[3/7] khugepaged: Drain LRU add pagevec to get rid of extra pins
diff mbox series

Message ID 20200327170601.18563-4-kirill.shutemov@linux.intel.com
State New
Headers show
Series
  • thp/khugepaged improvements and CoW semantics
Related show

Commit Message

Kirill A. Shutemov March 27, 2020, 5:05 p.m. UTC
__collapse_huge_page_isolate() may fail due to extra pin in the LRU add
pagevec. It's petty common for swapin case: we swap in pages just to
fail due to the extra pin.

Signed-off-by: Kirill A. Shutemov <kirill.shutemov@linux.intel.com>
---
 mm/khugepaged.c | 8 ++++++++
 1 file changed, 8 insertions(+)

Comments

Zi Yan March 27, 2020, 5:34 p.m. UTC | #1
On 27 Mar 2020, at 13:05, Kirill A. Shutemov wrote:

> __collapse_huge_page_isolate() may fail due to extra pin in the LRU add
> pagevec. It's petty common for swapin case: we swap in pages just to
> fail due to the extra pin.
>
> Signed-off-by: Kirill A. Shutemov <kirill.shutemov@linux.intel.com>
> ---
>  mm/khugepaged.c | 8 ++++++++
>  1 file changed, 8 insertions(+)
>
> diff --git a/mm/khugepaged.c b/mm/khugepaged.c
> index 14d7afc90786..39e0994abeb8 100644
> --- a/mm/khugepaged.c
> +++ b/mm/khugepaged.c
> @@ -585,11 +585,19 @@ static int __collapse_huge_page_isolate(struct vm_area_struct *vma,
>  		 * The page must only be referenced by the scanned process
>  		 * and page swap cache.
>  		 */
> +		if (page_count(page) != 1 + PageSwapCache(page)) {
> +			/*
> +			 * Drain pagevec and retry just in case we can get rid
> +			 * of the extra pin, like in swapin case.
> +			 */
> +			lru_add_drain();
> +		}
>  		if (page_count(page) != 1 + PageSwapCache(page)) {
>  			unlock_page(page);
>  			result = SCAN_PAGE_COUNT;
>  			goto out;
>  		}
> +
>  		if (pte_write(pteval)) {
>  			writable = true;
>  		} else {
> -- 
> 2.26.0

Looks good to me. Is the added empty line intentional?
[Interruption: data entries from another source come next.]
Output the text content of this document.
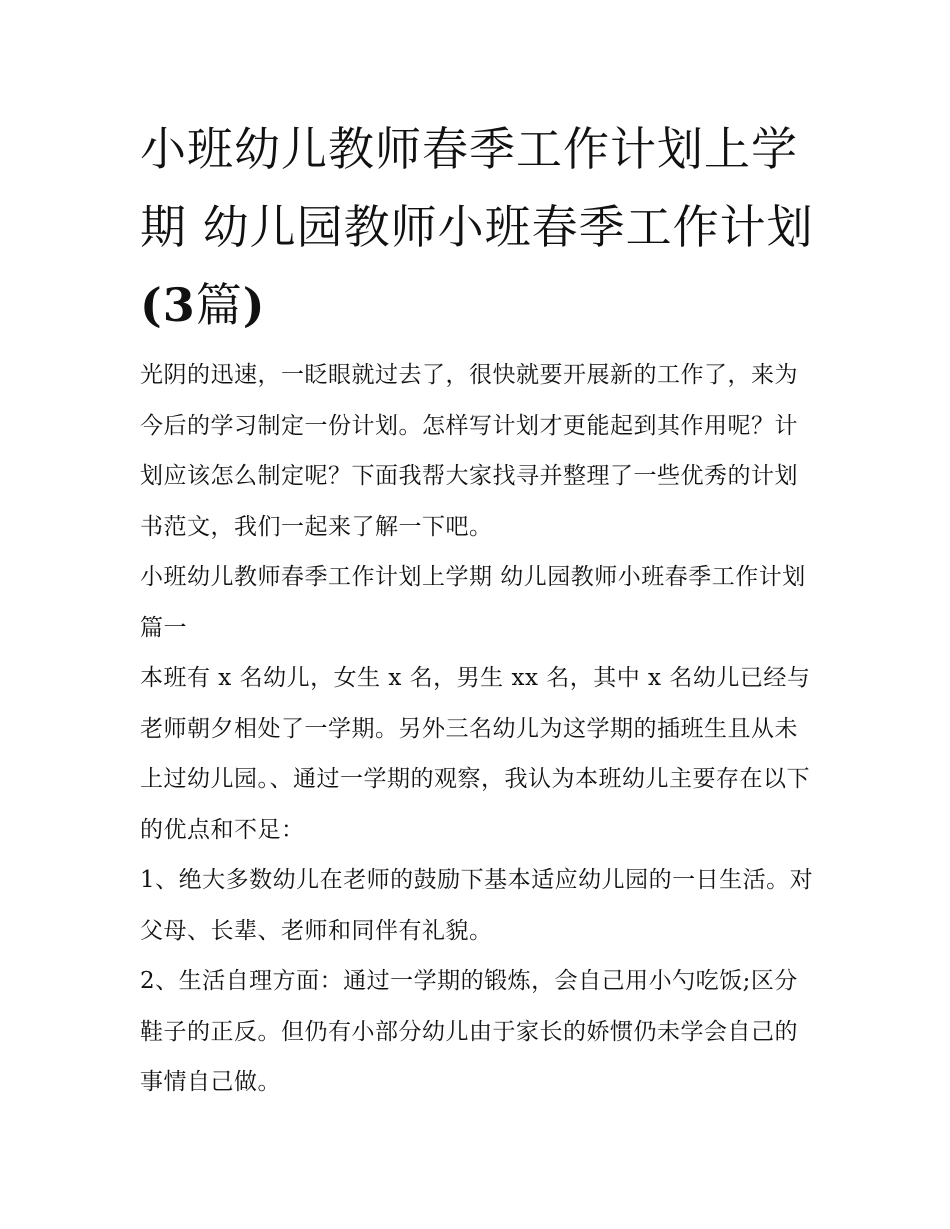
小班幼儿教师春季工作计划上学期 幼儿园教师小班春季工作计划(3篇)

光阴的迅速，一眨眼就过去了，很快就要开展新的工作了，来为今后的学习制定一份计划。怎样写计划才更能起到其作用呢？计划应该怎么制定呢？下面我帮大家找寻并整理了一些优秀的计划书范文，我们一起来了解一下吧。

小班幼儿教师春季工作计划上学期 幼儿园教师小班春季工作计划篇一

本班有 x 名幼儿，女生 x 名，男生 xx 名，其中 x 名幼儿已经与老师朝夕相处了一学期。另外三名幼儿为这学期的插班生且从未上过幼儿园。、通过一学期的观察，我认为本班幼儿主要存在以下的优点和不足：

1、绝大多数幼儿在老师的鼓励下基本适应幼儿园的一日生活。对父母、长辈、老师和同伴有礼貌。

2、生活自理方面：通过一学期的锻炼，会自己用小勺吃饭;区分鞋子的正反。但仍有小部分幼儿由于家长的娇惯仍未学会自己的事情自己做。
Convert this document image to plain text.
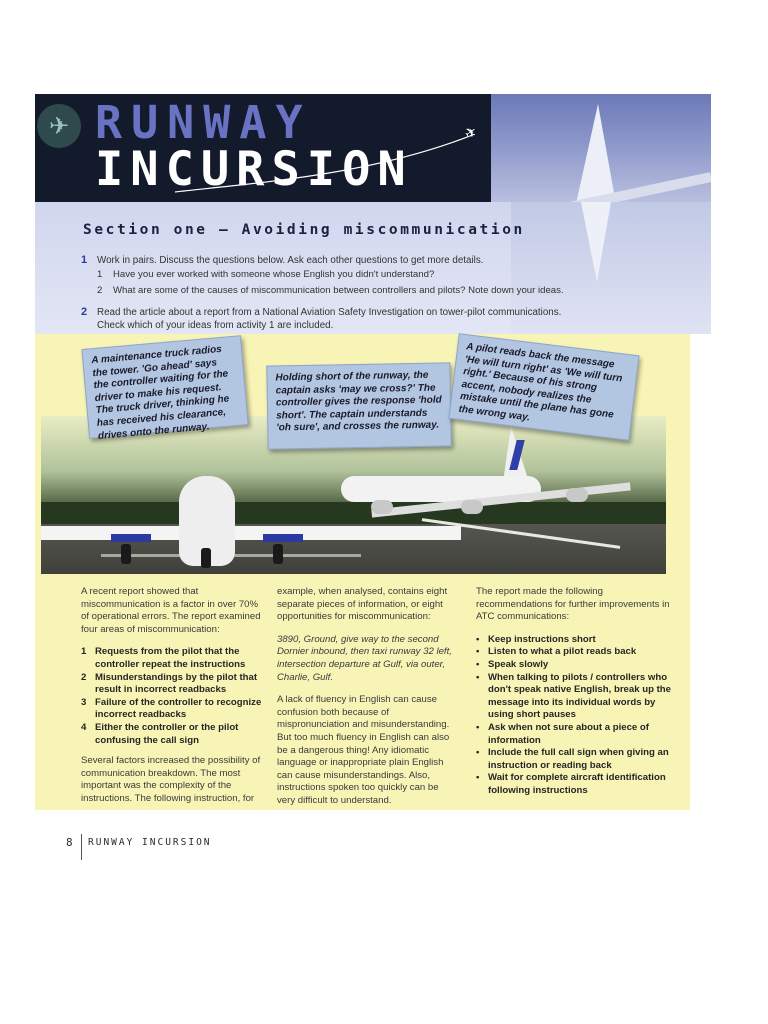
✈	✈
RUNWAY
INCURSION
Section one – Avoiding miscommunication
1 Work in pairs. Discuss the questions below. Ask each other questions to get more details.
1 Have you ever worked with someone whose English you didn't understand?
2 What are some of the causes of miscommunication between controllers and pilots? Note down your ideas.
2 Read the article about a report from a National Aviation Safety Investigation on tower-pilot communications.
Check which of your ideas from activity 1 are included.
A maintenance truck radios the tower. 'Go ahead' says the controller waiting for the driver to make his request. The truck driver, thinking he has received his clearance, drives onto the runway.
Holding short of the runway, the captain asks 'may we cross?' The controller gives the response 'hold short'. The captain understands 'oh sure', and crosses the runway.
A pilot reads back the message 'He will turn right' as 'We will turn right.' Because of his strong accent, nobody realizes the mistake until the plane has gone the wrong way.

A recent report showed that miscommunication is a factor in over 70% of operational errors. The report examined four areas of miscommunication:

1 Requests from the pilot that the controller repeat the instructions
2 Misunderstandings by the pilot that result in incorrect readbacks
3 Failure of the controller to recognize incorrect readbacks
4 Either the controller or the pilot confusing the call sign

Several factors increased the possibility of communication breakdown. The most important was the complexity of the instructions. The following instruction, for

example, when analysed, contains eight separate pieces of information, or eight opportunities for miscommunication:

3890, Ground, give way to the second Dornier inbound, then taxi runway 32 left, intersection departure at Gulf, via outer, Charlie, Gulf.

A lack of fluency in English can cause confusion both because of mispronunciation and misunderstanding. But too much fluency in English can also be a dangerous thing! Any idiomatic language or inappropriate plain English can cause misunderstandings. Also, instructions spoken too quickly can be very difficult to understand.

The report made the following recommendations for further improvements in ATC communications:

• Keep instructions short
• Listen to what a pilot reads back
• Speak slowly
• When talking to pilots / controllers who don't speak native English, break up the message into its individual words by using short pauses
• Ask when not sure about a piece of information
• Include the full call sign when giving an instruction or reading back
• Wait for complete aircraft identification following instructions
8 RUNWAY INCURSION
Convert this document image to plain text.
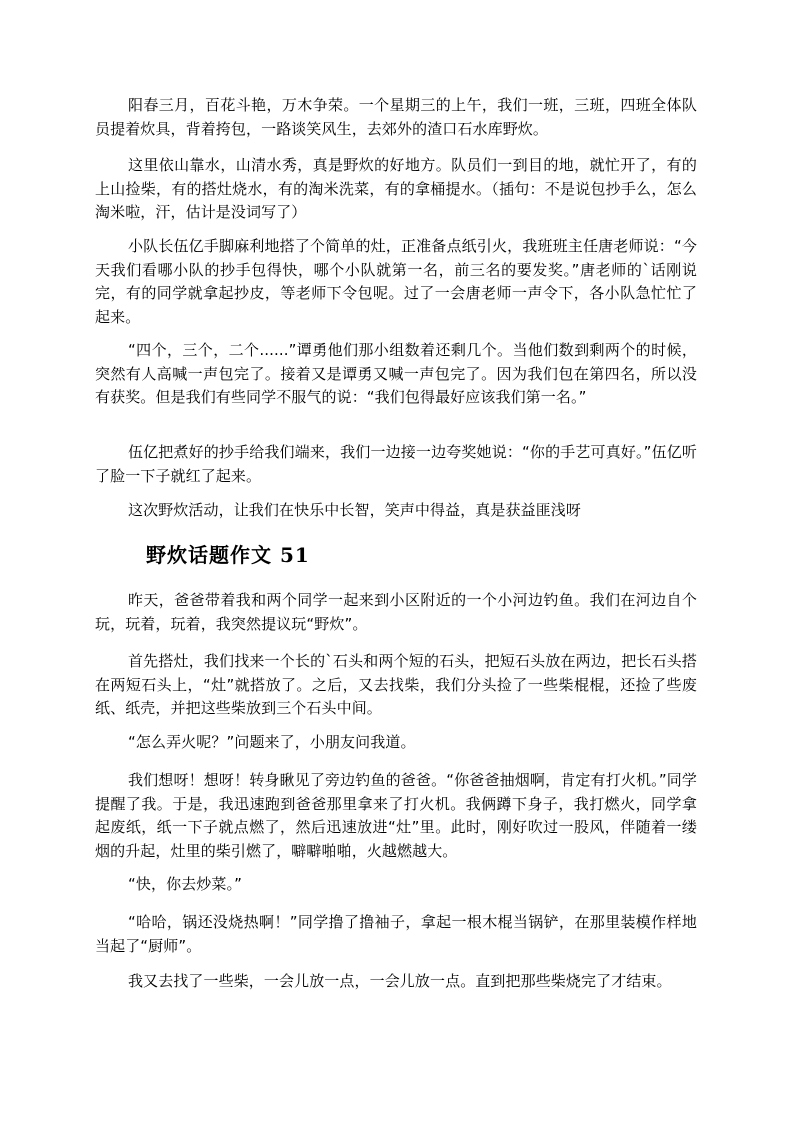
阳春三月，百花斗艳，万木争荣。一个星期三的上午，我们一班，三班，四班全体队员提着炊具，背着挎包，一路谈笑风生，去郊外的渣口石水库野炊。

这里依山靠水，山清水秀，真是野炊的好地方。队员们一到目的地，就忙开了，有的上山捡柴，有的搭灶烧水，有的淘米洗菜，有的拿桶提水。（插句：不是说包抄手么，怎么淘米啦，汗，估计是没词写了）

小队长伍亿手脚麻利地搭了个简单的灶，正准备点纸引火，我班班主任唐老师说：“今天我们看哪小队的抄手包得快，哪个小队就第一名，前三名的要发奖。”唐老师的`话刚说完，有的同学就拿起抄皮，等老师下令包呢。过了一会唐老师一声令下，各小队急忙忙了起来。

“四个，三个，二个......”谭勇他们那小组数着还剩几个。当他们数到剩两个的时候，突然有人高喊一声包完了。接着又是谭勇又喊一声包完了。因为我们包在第四名，所以没有获奖。但是我们有些同学不服气的说：“我们包得最好应该我们第一名。”

伍亿把煮好的抄手给我们端来，我们一边接一边夸奖她说：“你的手艺可真好。”伍亿听了脸一下子就红了起来。

这次野炊活动，让我们在快乐中长智，笑声中得益，真是获益匪浅呀

野炊话题作文 51

昨天，爸爸带着我和两个同学一起来到小区附近的一个小河边钓鱼。我们在河边自个玩，玩着，玩着，我突然提议玩“野炊”。

首先搭灶，我们找来一个长的`石头和两个短的石头，把短石头放在两边，把长石头搭在两短石头上，“灶”就搭放了。之后，又去找柴，我们分头捡了一些柴棍棍，还捡了些废纸、纸壳，并把这些柴放到三个石头中间。

“怎么弄火呢？”问题来了，小朋友问我道。

我们想呀！想呀！转身瞅见了旁边钓鱼的爸爸。“你爸爸抽烟啊，肯定有打火机。”同学提醒了我。于是，我迅速跑到爸爸那里拿来了打火机。我俩蹲下身子，我打燃火，同学拿起废纸，纸一下子就点燃了，然后迅速放进“灶”里。此时，刚好吹过一股风，伴随着一缕烟的升起，灶里的柴引燃了，噼噼啪啪，火越燃越大。

“快，你去炒菜。”

“哈哈，锅还没烧热啊！”同学撸了撸袖子，拿起一根木棍当锅铲，在那里装模作样地当起了“厨师”。

我又去找了一些柴，一会儿放一点，一会儿放一点。直到把那些柴烧完了才结束。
Reviewed-by: Zi Yan <ziy@nvidia.com>

—
Best Regards,
Yan Zi
Yang Shi March 27, 2020, 6:10 p.m. UTC | #2
On Fri, Mar 27, 2020 at 10:06 AM Kirill A. Shutemov
<kirill@shutemov.name> wrote:
>
> __collapse_huge_page_isolate() may fail due to extra pin in the LRU add
> pagevec. It's petty common for swapin case: we swap in pages just to
> fail due to the extra pin.
>
> Signed-off-by: Kirill A. Shutemov <kirill.shutemov@linux.intel.com>
> ---
>  mm/khugepaged.c | 8 ++++++++
>  1 file changed, 8 insertions(+)
>
> diff --git a/mm/khugepaged.c b/mm/khugepaged.c
> index 14d7afc90786..39e0994abeb8 100644
> --- a/mm/khugepaged.c
> +++ b/mm/khugepaged.c
> @@ -585,11 +585,19 @@ static int __collapse_huge_page_isolate(struct vm_area_struct *vma,
>                  * The page must only be referenced by the scanned process
>                  * and page swap cache.
>                  */
> +               if (page_count(page) != 1 + PageSwapCache(page)) {
> +                       /*
> +                        * Drain pagevec and retry just in case we can get rid
> +                        * of the extra pin, like in swapin case.
> +                        */
> +                       lru_add_drain();

This is definitely correct.

I'm wondering if we need one more lru_add_drain() before PageLRU check
in khugepaged_scan_pmd() or not? The page might be in lru cache then
get skipped. This would improve the success rate.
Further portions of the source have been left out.